O crescimento expressivo da agroecologia pode contribuir para a recuperação ambiental e social do planeta Terra pois: 1) os produtos orgânicos são sempre produzidos com a preocupação primeira de não prejudicar o meio ambiente, pois ela acontece sem destruir os recursos naturais (água, solo e matas); 2) os produtores valorizam as espécies de plantas e animais da nossa natureza, de cada um dos nossos ecossistemas (Mata Atlântica, Cerrado, Amazônia etc.); 3) todos os trabalhadores que participam da sua produção devem ter condições dignas de trabalho e remuneração adequada que lhes garantam boas condições de vida em sociedade; 4) o solo deve ser protegido dos desgastes infringidos pela produção contínua e sempre deve manter as suas condições sanitárias preservadas; 5) a biodiversidade de insetos e micro-organismos é um bom sinal da sanidade do solo (solo saudável produz plantas saudáveis); 6) o produtor que opta pela agricultura orgânica também não pode cultivar transgênicos, pois eles sempre põem em risco a enorme diversidade de variedades existentes na natureza (transgênicos são plantas e animas que sofreram a introdução de genes retirados de outras espécies por cientistas a serviço das corporações internacionais do agronegócio); 7) a agroecologia também é por definição protetora dos recursos hídricos, preservando nascentes e corpos d&039;água; 8) também ajuda na recuperação da vegetação original, contribuindo para o aumento da biodiversidade vegetal e animal e; 9) o não uso de agrotóxicos garantirá um solo sem contaminação, a pureza das águas e a sanidade dos alimentos.

Dá para imaginar as mudanças socioambientais no planeta se todos os consumidores adotarem o consumo de produtos orgânicos; será uma verdadeira revolução.
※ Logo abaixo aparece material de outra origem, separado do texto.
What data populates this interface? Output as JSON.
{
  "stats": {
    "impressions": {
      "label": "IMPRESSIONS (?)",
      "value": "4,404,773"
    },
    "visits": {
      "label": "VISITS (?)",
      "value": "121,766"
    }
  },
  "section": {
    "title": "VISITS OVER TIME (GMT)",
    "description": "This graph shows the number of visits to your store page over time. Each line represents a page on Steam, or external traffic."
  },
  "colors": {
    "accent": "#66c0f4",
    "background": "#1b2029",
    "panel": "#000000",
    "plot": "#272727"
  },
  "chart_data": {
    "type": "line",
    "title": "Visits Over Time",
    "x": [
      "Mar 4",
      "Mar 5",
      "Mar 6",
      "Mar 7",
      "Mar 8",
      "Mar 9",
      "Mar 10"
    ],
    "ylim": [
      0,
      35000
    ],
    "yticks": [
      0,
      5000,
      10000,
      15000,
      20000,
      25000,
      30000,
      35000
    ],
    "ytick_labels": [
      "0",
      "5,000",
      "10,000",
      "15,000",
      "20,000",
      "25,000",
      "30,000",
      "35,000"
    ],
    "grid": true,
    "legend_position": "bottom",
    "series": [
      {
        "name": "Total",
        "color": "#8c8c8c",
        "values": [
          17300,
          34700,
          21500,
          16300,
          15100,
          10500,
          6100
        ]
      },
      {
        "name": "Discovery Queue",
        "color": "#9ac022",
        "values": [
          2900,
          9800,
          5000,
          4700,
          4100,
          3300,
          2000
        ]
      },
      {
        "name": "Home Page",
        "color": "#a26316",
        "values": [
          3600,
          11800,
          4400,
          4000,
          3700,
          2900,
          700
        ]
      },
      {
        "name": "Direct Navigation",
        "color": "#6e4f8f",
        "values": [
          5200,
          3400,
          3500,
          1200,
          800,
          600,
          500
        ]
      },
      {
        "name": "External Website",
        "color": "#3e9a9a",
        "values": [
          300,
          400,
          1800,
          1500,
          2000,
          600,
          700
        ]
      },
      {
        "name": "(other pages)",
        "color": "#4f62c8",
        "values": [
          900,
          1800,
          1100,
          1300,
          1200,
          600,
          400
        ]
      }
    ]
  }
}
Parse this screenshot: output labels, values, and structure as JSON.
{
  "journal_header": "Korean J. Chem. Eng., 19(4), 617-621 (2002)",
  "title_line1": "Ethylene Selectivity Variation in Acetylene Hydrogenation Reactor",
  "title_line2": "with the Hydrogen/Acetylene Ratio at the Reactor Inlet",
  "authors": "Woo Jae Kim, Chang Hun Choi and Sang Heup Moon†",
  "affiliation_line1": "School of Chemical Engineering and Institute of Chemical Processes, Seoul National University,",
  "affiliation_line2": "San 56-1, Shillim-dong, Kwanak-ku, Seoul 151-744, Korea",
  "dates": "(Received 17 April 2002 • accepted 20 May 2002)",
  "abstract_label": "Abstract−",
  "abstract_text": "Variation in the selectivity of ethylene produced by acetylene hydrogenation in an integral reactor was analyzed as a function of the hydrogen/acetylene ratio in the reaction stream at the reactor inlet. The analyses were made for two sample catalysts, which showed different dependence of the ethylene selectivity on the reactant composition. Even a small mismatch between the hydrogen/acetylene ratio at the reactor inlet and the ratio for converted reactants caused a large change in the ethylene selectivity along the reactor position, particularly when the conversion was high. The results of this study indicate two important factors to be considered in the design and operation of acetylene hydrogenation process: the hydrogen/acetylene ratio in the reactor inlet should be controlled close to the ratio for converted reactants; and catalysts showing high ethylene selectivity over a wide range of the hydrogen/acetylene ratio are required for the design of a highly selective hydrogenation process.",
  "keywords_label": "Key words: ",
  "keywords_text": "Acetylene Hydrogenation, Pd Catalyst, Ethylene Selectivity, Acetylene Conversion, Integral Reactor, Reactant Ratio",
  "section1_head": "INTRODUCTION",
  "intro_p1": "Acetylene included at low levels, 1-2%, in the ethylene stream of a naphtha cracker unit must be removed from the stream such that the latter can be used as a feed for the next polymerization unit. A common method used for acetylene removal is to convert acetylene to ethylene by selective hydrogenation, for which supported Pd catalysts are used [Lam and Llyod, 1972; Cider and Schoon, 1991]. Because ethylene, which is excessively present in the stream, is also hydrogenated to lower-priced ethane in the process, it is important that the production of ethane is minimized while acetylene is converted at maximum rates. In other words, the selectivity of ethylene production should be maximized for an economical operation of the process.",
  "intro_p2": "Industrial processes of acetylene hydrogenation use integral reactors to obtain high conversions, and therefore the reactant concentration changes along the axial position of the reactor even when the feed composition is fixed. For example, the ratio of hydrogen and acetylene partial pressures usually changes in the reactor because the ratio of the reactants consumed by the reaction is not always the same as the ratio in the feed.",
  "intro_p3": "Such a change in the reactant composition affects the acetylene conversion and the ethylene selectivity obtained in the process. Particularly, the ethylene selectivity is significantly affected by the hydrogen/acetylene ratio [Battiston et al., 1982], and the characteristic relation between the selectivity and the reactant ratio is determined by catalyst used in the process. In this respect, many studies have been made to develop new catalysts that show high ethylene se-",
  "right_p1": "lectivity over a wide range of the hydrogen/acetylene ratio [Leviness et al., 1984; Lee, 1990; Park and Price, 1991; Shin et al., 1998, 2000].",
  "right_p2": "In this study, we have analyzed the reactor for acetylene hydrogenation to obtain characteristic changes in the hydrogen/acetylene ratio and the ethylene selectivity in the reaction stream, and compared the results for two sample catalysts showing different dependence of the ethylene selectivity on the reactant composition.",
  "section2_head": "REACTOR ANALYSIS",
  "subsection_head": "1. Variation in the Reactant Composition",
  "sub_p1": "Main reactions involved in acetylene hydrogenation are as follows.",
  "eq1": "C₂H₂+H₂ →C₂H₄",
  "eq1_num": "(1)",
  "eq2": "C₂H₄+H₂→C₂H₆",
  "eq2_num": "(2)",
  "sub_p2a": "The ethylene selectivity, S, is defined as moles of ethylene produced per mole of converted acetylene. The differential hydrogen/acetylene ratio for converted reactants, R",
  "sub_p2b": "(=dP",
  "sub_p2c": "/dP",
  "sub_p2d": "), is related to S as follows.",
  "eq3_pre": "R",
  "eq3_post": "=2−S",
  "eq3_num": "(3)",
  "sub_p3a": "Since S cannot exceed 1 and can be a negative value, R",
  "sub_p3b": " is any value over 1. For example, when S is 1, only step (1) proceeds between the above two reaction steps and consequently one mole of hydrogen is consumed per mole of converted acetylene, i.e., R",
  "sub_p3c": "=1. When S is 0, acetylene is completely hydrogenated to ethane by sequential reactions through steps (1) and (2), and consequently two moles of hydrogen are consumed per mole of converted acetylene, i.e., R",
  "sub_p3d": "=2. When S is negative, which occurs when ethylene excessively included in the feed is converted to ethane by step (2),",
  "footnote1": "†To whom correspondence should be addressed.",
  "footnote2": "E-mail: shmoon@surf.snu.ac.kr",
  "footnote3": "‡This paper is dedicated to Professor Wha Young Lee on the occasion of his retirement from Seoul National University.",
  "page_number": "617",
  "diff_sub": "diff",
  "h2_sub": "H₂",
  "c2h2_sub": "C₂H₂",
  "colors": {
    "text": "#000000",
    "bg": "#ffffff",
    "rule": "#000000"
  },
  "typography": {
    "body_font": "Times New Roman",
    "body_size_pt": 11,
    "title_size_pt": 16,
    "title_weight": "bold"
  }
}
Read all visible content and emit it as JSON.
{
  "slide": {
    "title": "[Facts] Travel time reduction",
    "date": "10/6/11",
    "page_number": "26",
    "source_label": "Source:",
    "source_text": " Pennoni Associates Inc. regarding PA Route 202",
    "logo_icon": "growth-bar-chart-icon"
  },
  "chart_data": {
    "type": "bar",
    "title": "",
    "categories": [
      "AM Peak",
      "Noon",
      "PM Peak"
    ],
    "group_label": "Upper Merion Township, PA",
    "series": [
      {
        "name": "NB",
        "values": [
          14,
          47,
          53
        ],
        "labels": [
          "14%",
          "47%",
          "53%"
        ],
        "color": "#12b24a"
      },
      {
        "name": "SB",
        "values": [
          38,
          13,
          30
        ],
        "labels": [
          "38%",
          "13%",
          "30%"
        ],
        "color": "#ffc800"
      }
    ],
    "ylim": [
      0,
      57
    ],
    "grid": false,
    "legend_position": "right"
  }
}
A agricultura orgânica esta alicerçada em muito conhecimento, ao contrário do que muitos pensam, é pura ciência. A sua prática implica num conhecimento profundo do funcionamento da natureza. Na verdade, o agricultor adepto da agroecologia retoma para si o conhecimento que ele comodamente alienou às grandes corporações do agronegócio, quando passou a comprar suas sementes, venenos e fertilizantes químicos. Trata-se de um processo de libertação, tanto para eles como para os consumidores e para todos os demais seres que dividem com os seres humanos a nave mãe Terra na sua jornada pela Via Láctea e pelo Universo. Este pode ser o início da volta para a casa, para o Jardim do Éden, o decantado paraíso perdido no início dos tempos, conforme divulga a mitologia judaico-cristã.